Safety Pin

Mechanic and independent inventor Walter Hunt secured a place in American history when he invented the useful, everyday device known as the safety pin in 1849.

Born on July 29, 1796, Hunt lived and worked in New York, where he invented a variety of tools and household items and made improvements to existing machinery. Among his most notable innovations were a fountain pen, a new type of rifle, a knife sharpener, artificial stone, a flax spinner, and an ice plough. In 1834, he built one of the world’s first eye-pointed-needle sewing machines. However, it is said that his daughter talked him out of commercializing the device by warning him that it would lead to massive unemployment among seamstresses.
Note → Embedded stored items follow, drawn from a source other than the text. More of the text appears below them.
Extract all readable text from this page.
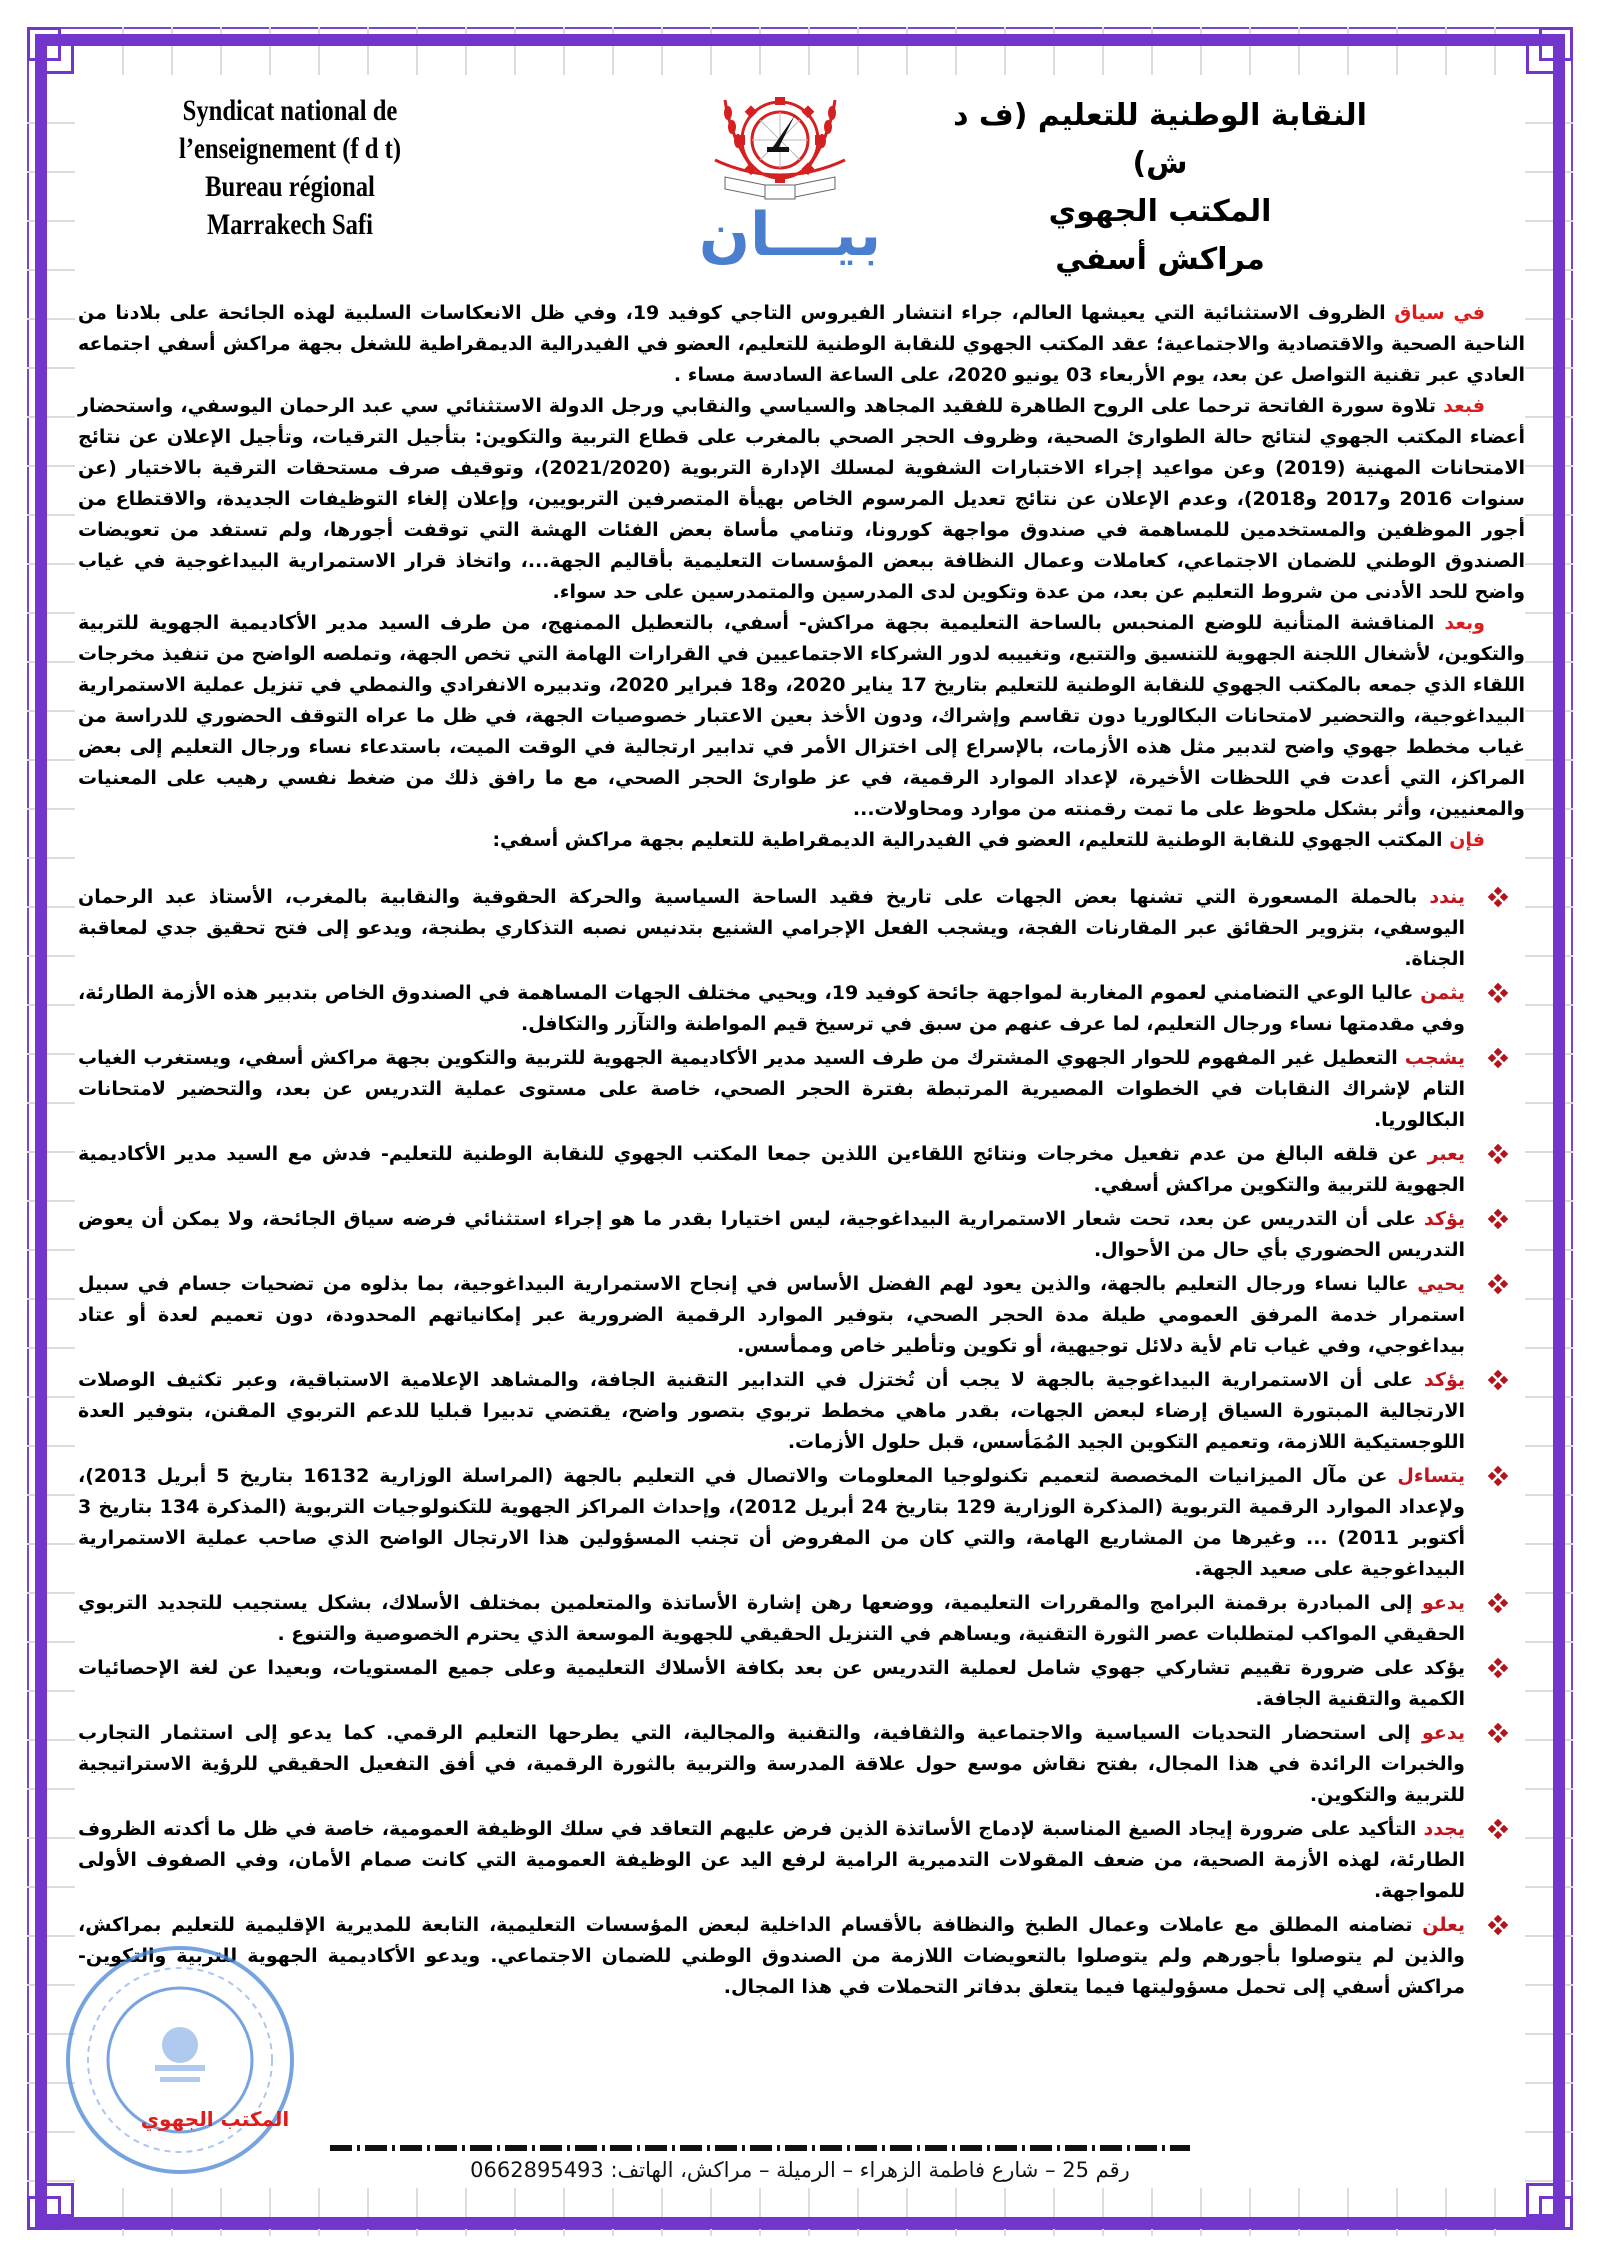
Syndicat national de l’enseignement (f d t)
Bureau régional
Marrakech Safi
النقابة الوطنية للتعليم (ف د ش)
المكتب الجهوي
مراكش أسفي
بيـــان

في سياق الظروف الاستثنائية التي يعيشها العالم، جراء انتشار الفيروس التاجي كوفيد 19، وفي ظل الانعكاسات السلبية لهذه الجائحة على بلادنا من الناحية الصحية والاقتصادية والاجتماعية؛ عقد المكتب الجهوي للنقابة الوطنية للتعليم، العضو في الفيدرالية الديمقراطية للشغل بجهة مراكش أسفي اجتماعه العادي عبر تقنية التواصل عن بعد، يوم الأربعاء 03 يونيو 2020، على الساعة السادسة مساء .

فبعد تلاوة سورة الفاتحة ترحما على الروح الطاهرة للفقيد المجاهد والسياسي والنقابي ورجل الدولة الاستثنائي سي عبد الرحمان اليوسفي، واستحضار أعضاء المكتب الجهوي لنتائج حالة الطوارئ الصحية، وظروف الحجر الصحي بالمغرب على قطاع التربية والتكوين: بتأجيل الترقيات، وتأجيل الإعلان عن نتائج الامتحانات المهنية (2019) وعن مواعيد إجراء الاختبارات الشفوية لمسلك الإدارة التربوية (2021/2020)، وتوقيف صرف مستحقات الترقية بالاختيار (عن سنوات 2016 و2017 و2018)، وعدم الإعلان عن نتائج تعديل المرسوم الخاص بهيأة المتصرفين التربويين، وإعلان إلغاء التوظيفات الجديدة، والاقتطاع من أجور الموظفين والمستخدمين للمساهمة في صندوق مواجهة كورونا، وتنامي مأساة بعض الفئات الهشة التي توقفت أجورها، ولم تستفد من تعويضات الصندوق الوطني للضمان الاجتماعي، كعاملات وعمال النظافة ببعض المؤسسات التعليمية بأقاليم الجهة...، واتخاذ قرار الاستمرارية البيداغوجية في غياب واضح للحد الأدنى من شروط التعليم عن بعد، من عدة وتكوين لدى المدرسين والمتمدرسين على حد سواء.

وبعد المناقشة المتأنية للوضع المنحبس بالساحة التعليمية بجهة مراكش- أسفي، بالتعطيل الممنهج، من طرف السيد مدير الأكاديمية الجهوية للتربية والتكوين، لأشغال اللجنة الجهوية للتنسيق والتتبع، وتغييبه لدور الشركاء الاجتماعيين في القرارات الهامة التي تخص الجهة، وتملصه الواضح من تنفيذ مخرجات اللقاء الذي جمعه بالمكتب الجهوي للنقابة الوطنية للتعليم بتاريخ 17 يناير 2020، و18 فبراير 2020، وتدبيره الانفرادي والنمطي في تنزيل عملية الاستمرارية البيداغوجية، والتحضير لامتحانات البكالوريا دون تقاسم وإشراك، ودون الأخذ بعين الاعتبار خصوصيات الجهة، في ظل ما عراه التوقف الحضوري للدراسة من غياب مخطط جهوي واضح لتدبير مثل هذه الأزمات، بالإسراع إلى اختزال الأمر في تدابير ارتجالية في الوقت الميت، باستدعاء نساء ورجال التعليم إلى بعض المراكز، التي أعدت في اللحظات الأخيرة، لإعداد الموارد الرقمية، في عز طوارئ الحجر الصحي، مع ما رافق ذلك من ضغط نفسي رهيب على المعنيات والمعنيين، وأثر بشكل ملحوظ على ما تمت رقمنته من موارد ومحاولات...

فإن المكتب الجهوي للنقابة الوطنية للتعليم، العضو في الفيدرالية الديمقراطية للتعليم بجهة مراكش أسفي:

يندد بالحملة المسعورة التي تشنها بعض الجهات على تاريخ فقيد الساحة السياسية والحركة الحقوقية والنقابية بالمغرب، الأستاذ عبد الرحمان اليوسفي، بتزوير الحقائق عبر المقارنات الفجة، ويشجب الفعل الإجرامي الشنيع بتدنيس نصبه التذكاري بطنجة، ويدعو إلى فتح تحقيق جدي لمعاقبة الجناة.
يثمن عاليا الوعي التضامني لعموم المغاربة لمواجهة جائحة كوفيد 19، ويحيي مختلف الجهات المساهمة في الصندوق الخاص بتدبير هذه الأزمة الطارئة، وفي مقدمتها نساء ورجال التعليم، لما عرف عنهم من سبق في ترسيخ قيم المواطنة والتآزر والتكافل.
يشجب التعطيل غير المفهوم للحوار الجهوي المشترك من طرف السيد مدير الأكاديمية الجهوية للتربية والتكوين بجهة مراكش أسفي، ويستغرب الغياب التام لإشراك النقابات في الخطوات المصيرية المرتبطة بفترة الحجر الصحي، خاصة على مستوى عملية التدريس عن بعد، والتحضير لامتحانات البكالوريا.
يعبر عن قلقه البالغ من عدم تفعيل مخرجات ونتائج اللقاءين اللذين جمعا المكتب الجهوي للنقابة الوطنية للتعليم- فدش مع السيد مدير الأكاديمية الجهوية للتربية والتكوين مراكش أسفي.
يؤكد على أن التدريس عن بعد، تحت شعار الاستمرارية البيداغوجية، ليس اختيارا بقدر ما هو إجراء استثنائي فرضه سياق الجائحة، ولا يمكن أن يعوض التدريس الحضوري بأي حال من الأحوال.
يحيي عاليا نساء ورجال التعليم بالجهة، والذين يعود لهم الفضل الأساس في إنجاح الاستمرارية البيداغوجية، بما بذلوه من تضحيات جسام في سبيل استمرار خدمة المرفق العمومي طيلة مدة الحجر الصحي، بتوفير الموارد الرقمية الضرورية عبر إمكانياتهم المحدودة، دون تعميم لعدة أو عتاد بيداغوجي، وفي غياب تام لأية دلائل توجيهية، أو تكوين وتأطير خاص وممأسس.
يؤكد على أن الاستمرارية البيداغوجية بالجهة لا يجب أن تُختزل في التدابير التقنية الجافة، والمشاهد الإعلامية الاستباقية، وعبر تكثيف الوصلات الارتجالية المبتورة السياق إرضاء لبعض الجهات، بقدر ماهي مخطط تربوي بتصور واضح، يقتضي تدبيرا قبليا للدعم التربوي المقنن، بتوفير العدة اللوجستيكية اللازمة، وتعميم التكوين الجيد المُمَأسس، قبل حلول الأزمات.
يتساءل عن مآل الميزانيات المخصصة لتعميم تكنولوجيا المعلومات والاتصال في التعليم بالجهة (المراسلة الوزارية 16132 بتاريخ 5 أبريل 2013)، ولإعداد الموارد الرقمية التربوية (المذكرة الوزارية 129 بتاريخ 24 أبريل 2012)، وإحداث المراكز الجهوية للتكنولوجيات التربوية (المذكرة 134 بتاريخ 3 أكتوبر 2011) ... وغيرها من المشاريع الهامة، والتي كان من المفروض أن تجنب المسؤولين هذا الارتجال الواضح الذي صاحب عملية الاستمرارية البيداغوجية على صعيد الجهة.
يدعو إلى المبادرة برقمنة البرامج والمقررات التعليمية، ووضعها رهن إشارة الأساتذة والمتعلمين بمختلف الأسلاك، بشكل يستجيب للتجديد التربوي الحقيقي المواكب لمتطلبات عصر الثورة التقنية، ويساهم في التنزيل الحقيقي للجهوية الموسعة الذي يحترم الخصوصية والتنوع .
يؤكد على ضرورة تقييم تشاركي جهوي شامل لعملية التدريس عن بعد بكافة الأسلاك التعليمية وعلى جميع المستويات، وبعيدا عن لغة الإحصائيات الكمية والتقنية الجافة.
يدعو إلى استحضار التحديات السياسية والاجتماعية والثقافية، والتقنية والمجالية، التي يطرحها التعليم الرقمي. كما يدعو إلى استثمار التجارب والخبرات الرائدة في هذا المجال، بفتح نقاش موسع حول علاقة المدرسة والتربية بالثورة الرقمية، في أفق التفعيل الحقيقي للرؤية الاستراتيجية للتربية والتكوين.
يجدد التأكيد على ضرورة إيجاد الصيغ المناسبة لإدماج الأساتذة الذين فرض عليهم التعاقد في سلك الوظيفة العمومية، خاصة في ظل ما أكدته الظروف الطارئة، لهذه الأزمة الصحية، من ضعف المقولات التدميرية الرامية لرفع اليد عن الوظيفة العمومية التي كانت صمام الأمان، وفي الصفوف الأولى للمواجهة.
يعلن تضامنه المطلق مع عاملات وعمال الطبخ والنظافة بالأقسام الداخلية لبعض المؤسسات التعليمية، التابعة للمديرية الإقليمية للتعليم بمراكش، والذين لم يتوصلوا بأجورهم ولم يتوصلوا بالتعويضات اللازمة من الصندوق الوطني للضمان الاجتماعي. ويدعو الأكاديمية الجهوية للتربية والتكوين- مراكش أسفي إلى تحمل مسؤوليتها فيما يتعلق بدفاتر التحملات في هذا المجال.
المكتب الجهوي
رقم 25 – شارع فاطمة الزهراء – الرميلة – مراكش، الهاتف: 0662895493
More than a decade later, Hunt faced a situation in which he owed a man a $15 debt.  He began working feverishly to think of a new creation that would earn him enough money to repay the sum. He began twisting a piece of metal wire until he had created a device he called the “dress pin,” with a spring at one end that forced the other end into place and a clasp that kept the pin’s point inside a protective case.

Hunt’s invention was not entirely novel; it was actually an improvement on a concept that the ancient Romans had used in jewelry, namely, fibulae, or brooches. His was not the first contemporary version of the safety pin either.  A version appeared in 1842 that did not include the spring mechanism that Hunt designed. This feature, of course, exists in virtually all safety pins the world is accustomed to using today.

At the time, however, Hunt apparently thought little of his invention. He patented the safety pin on April 10, 1849 (U.S. Patent No. 6,281), and he willingly sold rights to it for just $400. Sales of the invention would later earn a number of opportunistic businessmen substantial fortunes, but Hunt never earned another penny for his creation. The safety pin has hundreds of uses, including fastening diapers and clothing such as trousers, shirts, and jackets, and even as a component of jewelry.

Meanwhile, Hunt engaged in an intellectual property struggle over the sewing machine after Elias Howe patented a similar machine in 1846. In the 1950s, when Isaac Merritt Singer began mass marketing eye-pointed-needle sewing machines, he brought a suit against Howe, who wished to be paid royalties for the machine. Singer attempted to fight Howe’s patent by showing that the technology was decades old, and it was revealed that Hunt had been the original creator of the type of system Howe had laid claim to. Hunt had abandoned the concept, however, without ever patenting it. Thus, in 1954, Howe’s patent was upheld.

Prolific Hunt, meanwhile, achieved moderate success but fell short of becoming a household name. He died on June 8, 1859 at the age of 63.